Bui Van Quyen, director del Instituto contra el Fraude Comercial y la Falsificación, señaló que la falsificación ya no es un problema aislado de determinados países, sino un desafío global que se agrava con el desarrollo de la economía digital y las plataformas en línea. Según explicó, los avances tecnológicos y la IA han abierto nuevas oportunidades para el crecimiento económico, pero también han sido aprovechados por grupos delictivos para desarrollar actividades fraudulentas con mayor facilidad.
Por su parte, Nguyen Duy Khoa, oficial de la Oficina de Policía Económica de Ciudad Ho Chi Minh, indicó que las organizaciones dedicadas a la producción y comercialización de mercancías falsas operan actualmente con métodos mucho más complejos que en el pasado. Uno de los mecanismos más frecuentes consiste en utilizar empresas legalmente registradas como fachada para encubrir actividades ilícitas.
Los implicados crean compañías con licencias, facturas, sedes y documentación jurídica completa para aparentar legalidad mientras introducen productos falsificados en el mercado. Además, las redes de producción ilegal funcionan bajo modelos cerrados y distribuyen las diferentes etapas de fabricación en varias localidades para dificultar las labores de inspección, investigación y rastreo de las autoridades.
De acuerdo con Nguyen Duy Khoa, algunos grupos organizan la producción en Ciudad Ho Chi Minh u otras provincias del sur del país, trasladan luego la mercancía al norte y posteriormente la devuelven a la urbe sureña para su comercialización, con el objetivo de ocultar el origen de los productos.
Las autoridades también advirtieron que el rápido crecimiento del comercio electrónico y las redes sociales representa un desafío cada vez mayor para el combate contra las falsificaciones. Muchos vendedores trasladan completamente sus operaciones al entorno digital mediante plataformas como Facebook y TikTok Shop, sin registrar almacenes ni direcciones comerciales.
Entre los productos más promocionados en internet figuran leche infantil, suplementos alimenticios, medicina tradicional y artículos de apoyo para enfermedades como diabetes o gota, frecuentemente anunciados con supuestos efectos “milagrosos” que inducen a error a los consumidores.
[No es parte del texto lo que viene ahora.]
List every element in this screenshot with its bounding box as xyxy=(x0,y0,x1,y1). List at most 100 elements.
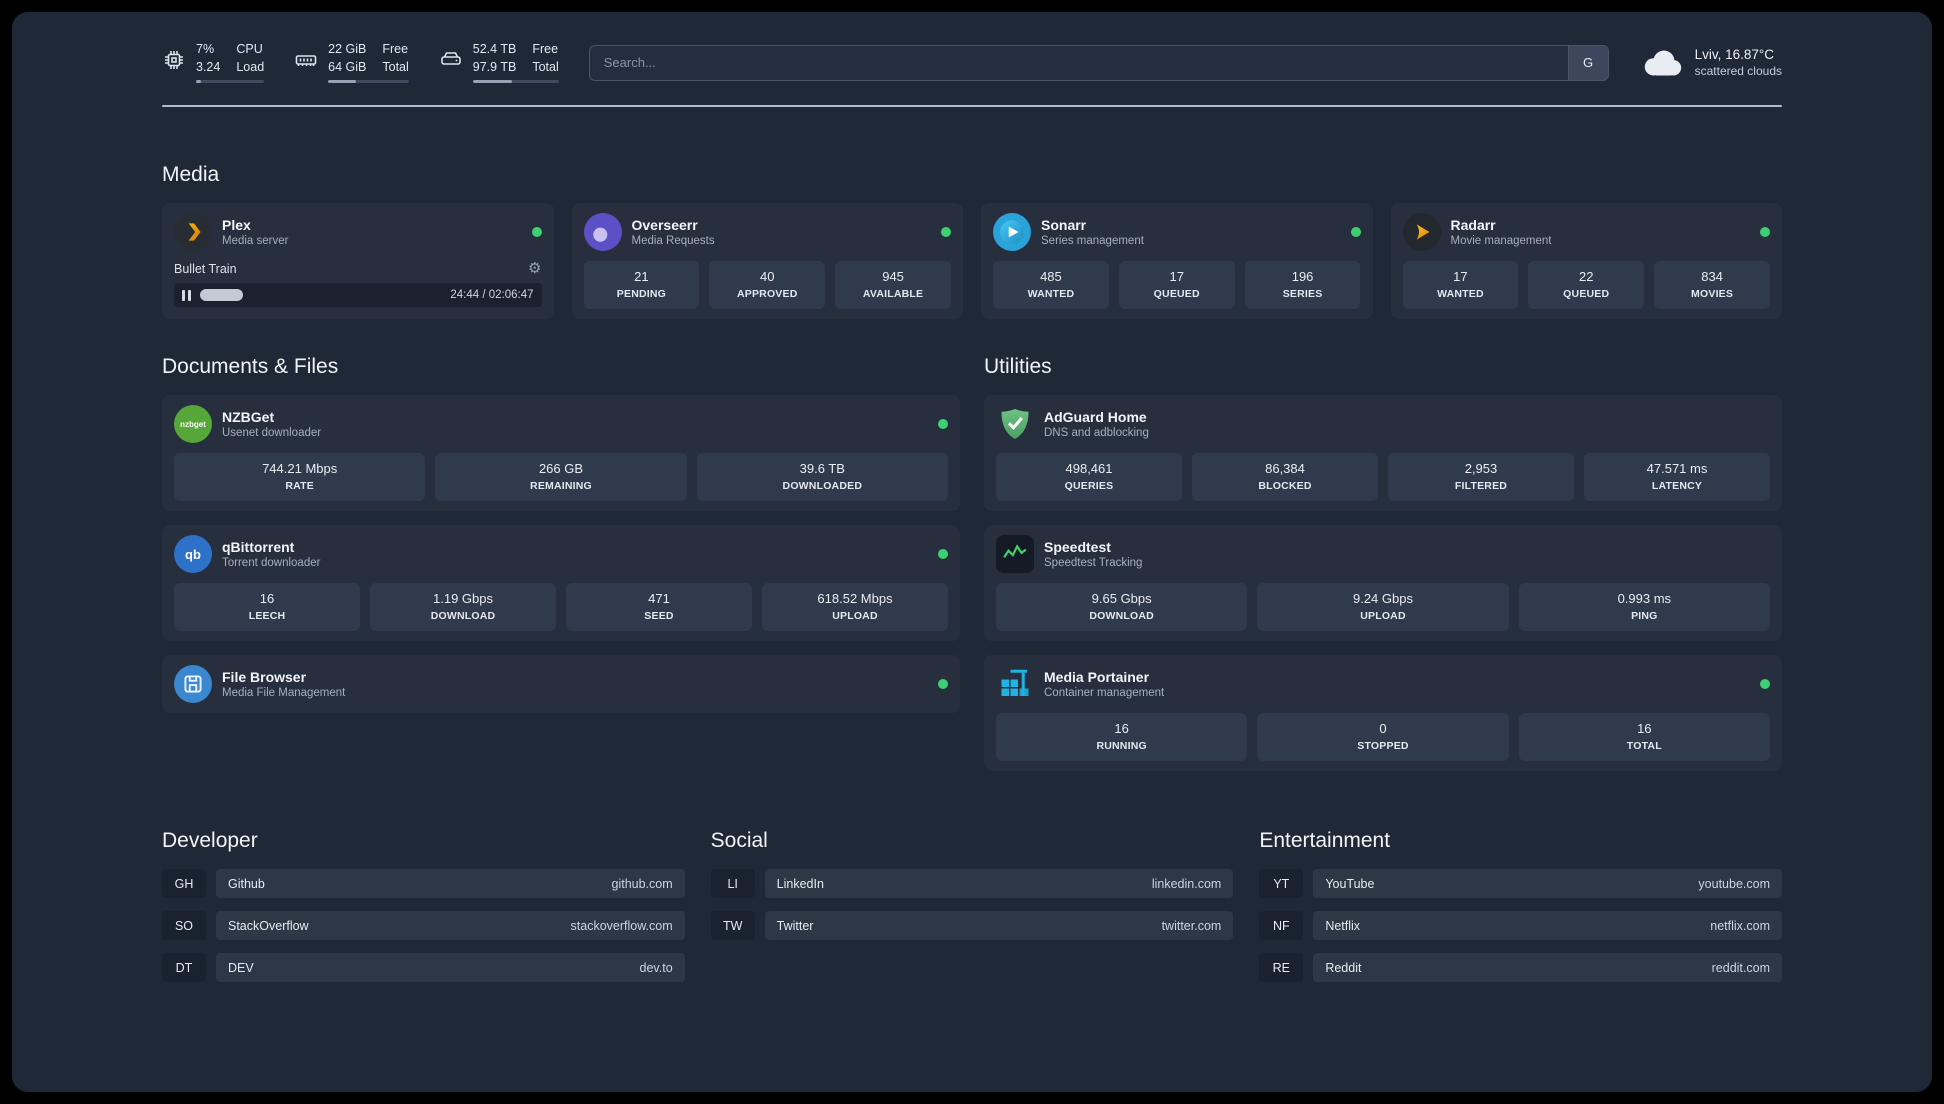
stat-label: UPLOAD xyxy=(1360,610,1406,623)
dashboard-page: 7% CPU 3.24 Load xyxy=(12,12,1932,1092)
app-link-radarr[interactable]: Radarr Movie management xyxy=(1402,213,1770,252)
stat-label: DOWNLOAD xyxy=(430,610,496,623)
cpu-label-bottom: Load xyxy=(236,59,265,74)
disk-label-top: Free xyxy=(532,42,559,56)
bookmark-url: twitter.com xyxy=(1161,918,1222,933)
app-link-speedtest[interactable]: Speedtest Speedtest Tracking xyxy=(996,535,1770,574)
app-card-plex: Plex Media server Bullet Train ⚙ 24:44 /… xyxy=(162,203,554,320)
ram-label-top: Free xyxy=(382,42,409,56)
stat-value: 266 GB xyxy=(538,461,584,477)
stat-value: 40 xyxy=(760,269,775,285)
app-link-adguard[interactable]: AdGuard Home DNS and adblocking xyxy=(996,405,1770,443)
app-subtitle: DNS and adblocking xyxy=(1044,427,1149,440)
pause-button[interactable] xyxy=(182,289,191,301)
stat-box: 196 SERIES xyxy=(1244,261,1361,310)
search-engine-button[interactable]: G xyxy=(1567,45,1608,80)
stat-value: 9.65 Gbps xyxy=(1091,591,1152,607)
bookmark-name: Reddit xyxy=(1325,960,1362,975)
bookmark-name: LinkedIn xyxy=(776,876,824,891)
bookmark-abbr: TW xyxy=(710,911,755,941)
app-name: NZBGet xyxy=(222,409,275,426)
bookmark-abbr: YT xyxy=(1259,869,1304,899)
stat-value: 0 xyxy=(1379,721,1387,737)
stat-box: 9.24 Gbps UPLOAD xyxy=(1257,583,1509,632)
stat-box: 39.6 TB DOWNLOADED xyxy=(696,453,948,502)
bookmark-reddit[interactable]: RE Reddit reddit.com xyxy=(1259,953,1782,983)
weather-condition: scattered clouds xyxy=(1694,64,1782,79)
bookmark-twitter[interactable]: TW Twitter twitter.com xyxy=(710,911,1234,941)
bookmark-netflix[interactable]: NF Netflix netflix.com xyxy=(1259,911,1782,941)
cpu-widget: 7% CPU 3.24 Load xyxy=(162,42,265,84)
app-subtitle: Media File Management xyxy=(222,687,346,700)
stat-value: 22 xyxy=(1579,269,1594,285)
app-card-portainer: Media Portainer Container management 16 … xyxy=(984,655,1782,772)
bookmark-youtube[interactable]: YT YouTube youtube.com xyxy=(1259,869,1782,899)
app-link-overseerr[interactable]: Overseerr Media Requests xyxy=(583,213,951,252)
stat-label: SEED xyxy=(644,610,674,623)
app-link-nzbget[interactable]: nzbget NZBGet Usenet downloader xyxy=(174,405,948,444)
bookmark-name: Twitter xyxy=(776,918,814,933)
app-subtitle: Usenet downloader xyxy=(222,427,322,440)
bookmark-linkedin[interactable]: LI LinkedIn linkedin.com xyxy=(710,869,1234,899)
ram-label-bottom: Total xyxy=(382,59,409,74)
stat-value: 471 xyxy=(648,591,670,607)
stat-box: 17 QUEUED xyxy=(1118,261,1235,310)
disk-widget: 52.4 TB Free 97.9 TB Total xyxy=(439,42,559,84)
bookmark-github[interactable]: GH Github github.com xyxy=(162,869,685,899)
bookmark-abbr: LI xyxy=(710,869,755,899)
middle-columns: Documents & Files nzbget NZBGet Usenet d… xyxy=(162,319,1782,772)
app-card-qbittorrent: qb qBittorrent Torrent downloader 16 xyxy=(162,525,960,642)
cpu-usage-bar xyxy=(196,80,265,84)
app-link-portainer[interactable]: Media Portainer Container management xyxy=(996,665,1770,703)
ram-usage-bar xyxy=(328,80,409,84)
stat-value: 1.19 Gbps xyxy=(433,591,493,607)
section-title-developer: Developer xyxy=(162,829,258,853)
stat-value: 39.6 TB xyxy=(799,461,845,477)
bookmark-stackoverflow[interactable]: SO StackOverflow stackoverflow.com xyxy=(162,911,685,941)
stat-label: DOWNLOAD xyxy=(1089,610,1154,623)
stat-value: 21 xyxy=(634,269,649,285)
bookmark-name: YouTube xyxy=(1325,876,1375,891)
media-player: 24:44 / 02:06:47 xyxy=(174,283,542,308)
stat-value: 16 xyxy=(1637,721,1652,737)
app-name: Overseerr xyxy=(631,217,698,234)
ram-free: 22 GiB xyxy=(328,42,367,56)
status-dot xyxy=(1760,227,1770,238)
filebrowser-icon xyxy=(174,665,212,704)
app-link-plex[interactable]: Plex Media server xyxy=(174,213,542,252)
stat-value: 16 xyxy=(259,591,275,607)
stat-label: QUEUED xyxy=(1153,288,1200,301)
stat-box: 618.52 Mbps UPLOAD xyxy=(762,583,948,632)
stat-value: 485 xyxy=(1040,269,1062,285)
stat-box: 2,953 FILTERED xyxy=(1388,453,1574,502)
stat-box: 266 GB REMAINING xyxy=(435,453,687,502)
app-card-overseerr: Overseerr Media Requests 21 PENDING 40 A… xyxy=(571,203,963,320)
section-title-social: Social xyxy=(710,829,768,853)
bookmark-url: stackoverflow.com xyxy=(570,918,673,933)
app-link-qbittorrent[interactable]: qb qBittorrent Torrent downloader xyxy=(174,535,948,574)
playback-progress-bar[interactable] xyxy=(200,289,441,302)
bookmark-abbr: NF xyxy=(1259,911,1304,941)
settings-gear-icon[interactable]: ⚙ xyxy=(528,260,542,278)
section-title-media: Media xyxy=(162,163,220,187)
disk-usage-bar xyxy=(472,80,559,84)
stat-label: UPLOAD xyxy=(832,610,878,623)
app-link-filebrowser[interactable]: File Browser Media File Management xyxy=(174,665,948,704)
bookmark-abbr: SO xyxy=(162,911,206,941)
stat-box: 17 WANTED xyxy=(1402,261,1519,310)
bookmark-url: youtube.com xyxy=(1698,876,1770,891)
stat-label: APPROVED xyxy=(736,288,798,301)
bookmarks-entertainment: Entertainment YT YouTube youtube.com NF … xyxy=(1259,811,1782,995)
now-playing-title: Bullet Train xyxy=(174,261,237,276)
stat-label: RATE xyxy=(285,480,314,493)
app-subtitle: Movie management xyxy=(1450,235,1552,248)
ram-total: 64 GiB xyxy=(328,59,367,74)
bookmark-dev[interactable]: DT DEV dev.to xyxy=(162,953,685,983)
search-bar: G xyxy=(588,44,1609,81)
ram-icon xyxy=(294,42,318,72)
app-link-sonarr[interactable]: Sonarr Series management xyxy=(993,213,1361,252)
stat-label: QUEUED xyxy=(1563,288,1610,301)
search-input[interactable] xyxy=(589,45,1568,80)
stat-value: 196 xyxy=(1291,269,1314,285)
app-card-adguard: AdGuard Home DNS and adblocking 498,461 … xyxy=(984,395,1782,512)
La falsificación también afecta al sector alimentario. Las fuerzas del orden detectaron casos en los que carne de cerdo fue presentada como carne vacuna, así como el uso de animales descartados para simular productos exóticos o la elaboración de alimentos con materias primas de baja calidad, lo que supone graves riesgos para la salud pública.
Pham Thi Kieu Oanh, directora general de la empresa Yen Huong Xua Import-Export Trading and Services, afirmó que los productos de alto valor son especialmente vulnerables a las imitaciones y falsificaciones.
La empresaria señaló que, aunque las compañías invierten en procesos de producción, zonas de materia prima, registros de propiedad intelectual y tecnologías de protección, continúan enfrentando serias dificultades debido a la creciente sofisticación de estas prácticas ilegales.
Los especialistas coincidieron en que la lucha contra las falsificaciones exige una rápida adaptación de las autoridades y del sector empresarial frente al avance de la IA y las nuevas tecnologías.
En ese contexto, el mayor general Tran Trieu Duong, vicepresidente de la Asociación de Veteranos de la Policía Popular de Ciudad Ho Chi Minh, calificó la situación actual de los productos falsificados y las violaciones de propiedad intelectual como “muy preocupante” y destacó la necesidad de una respuesta conjunta de toda la sociedad.
Los expertos recomendaron reforzar la coordinación entre la policía, las fuerzas de gestión de mercado, las autoridades aduaneras y los organismos encargados de la propiedad intelectual, además de endurecer el control sobre las actividades comerciales en internet y sancionar con firmeza las grandes redes de falsificación.
Asimismo, exhortaron a los consumidores a mantenerse alertas frente a la publicidad engañosa en redes sociales, priorizar productos de origen claro y evitar contribuir al consumo de mercancías falsificadas o de baja calidad.